Event writes slow and query durations high

Incident Report for Keen

Resolved

S3 streaming is now caught up as well. All systems operating normally.

Posted May 12, 2016 - 03:20 PDT

Update

We are continuing to clear the S3 streaming integration backlog. Other services are operating normally.

Posted May 12, 2016 - 02:51 PDT

Update

Query performance and write delay are back to normal. We are continuing to work through a backlog for customers using the S3 streaming integration.

Posted May 11, 2016 - 20:10 PDT

Update

We are continuing to investigate and are monitoring both the read (via query durations) and write (via event backlog size) status closely.

Posted May 11, 2016 - 16:41 PDT

Monitoring

We are starting to catch up on writes and are monitoring closely. We expect this process to take some time as there's now a backup of events to process. We are also continuing to monitor query durations.

Posted May 11, 2016 - 15:02 PDT

Update

We are actively working on resolving write delays, and we're monitoring query durations.

Posted May 11, 2016 - 13:54 PDT

Investigating

We're continuing to investigate read and write delays. Query times are stabilizing, and we're working through write performance issues.

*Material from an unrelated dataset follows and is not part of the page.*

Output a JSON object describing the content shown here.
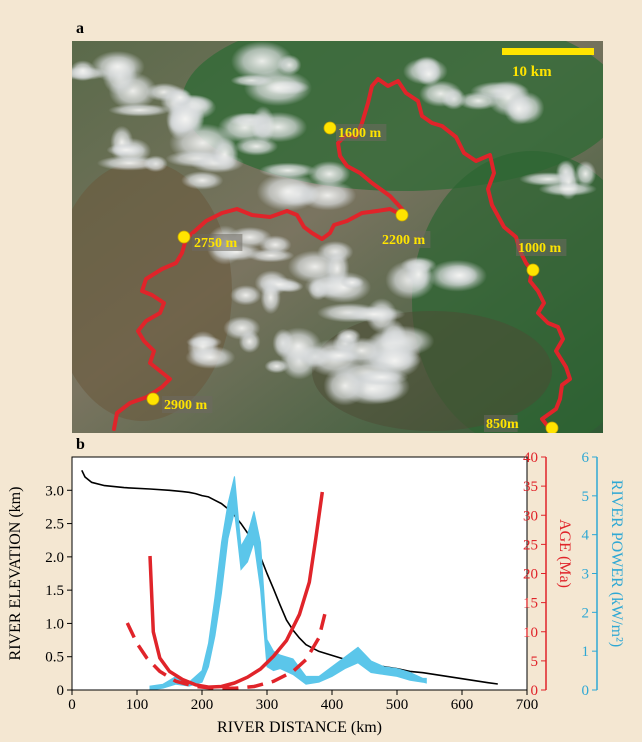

Posted May 11, 2016 - 12:57 PDT

Monitoring

We've made some additional configuration changes and continue to see improvement in both read and write delays, but both are still slower than normal.

Posted May 11, 2016 - 11:20 PDT

Update

We made a configuration change to the read traffic to alleviate some of the query API latency, but queries are still temporarily slower than normal.

Posted May 11, 2016 - 09:57 PDT

Identified

We have identified a strong candidate for some of our concerns this morning. We've decided on a course of action and will update you with the results. (For those that are wondering, the component we are primarily examining is Apache Zookeeper.)

Posted May 11, 2016 - 09:08 PDT

Update

We are still looking into this. We apologize for the inconvenience. To be honest, we're not too thrilled with it either. We will try to keep you posted as we learn anything new. Thank you for your patience.

Posted May 11, 2016 - 08:08 PDT

Update

Our initial investigation is indicating increased latency inside one of our hosting provider's data centers. We are working with our provider to debug the issue and get speeds back to normal as quickly as possible. Both our Data Collection APIs and Data Analysis APIs continue to have poor response times, but thus far nothing indicates that there would be any data loss.

Posted May 11, 2016 - 05:36 PDT

Investigating

We're currently investigating issues with events being slow, as well as query durations being high. Users may not receive immediate data for events sent in the last hour and queries may take longer than usual.

Posted May 11, 2016 - 03:58 PDT

This incident affected: Stream API.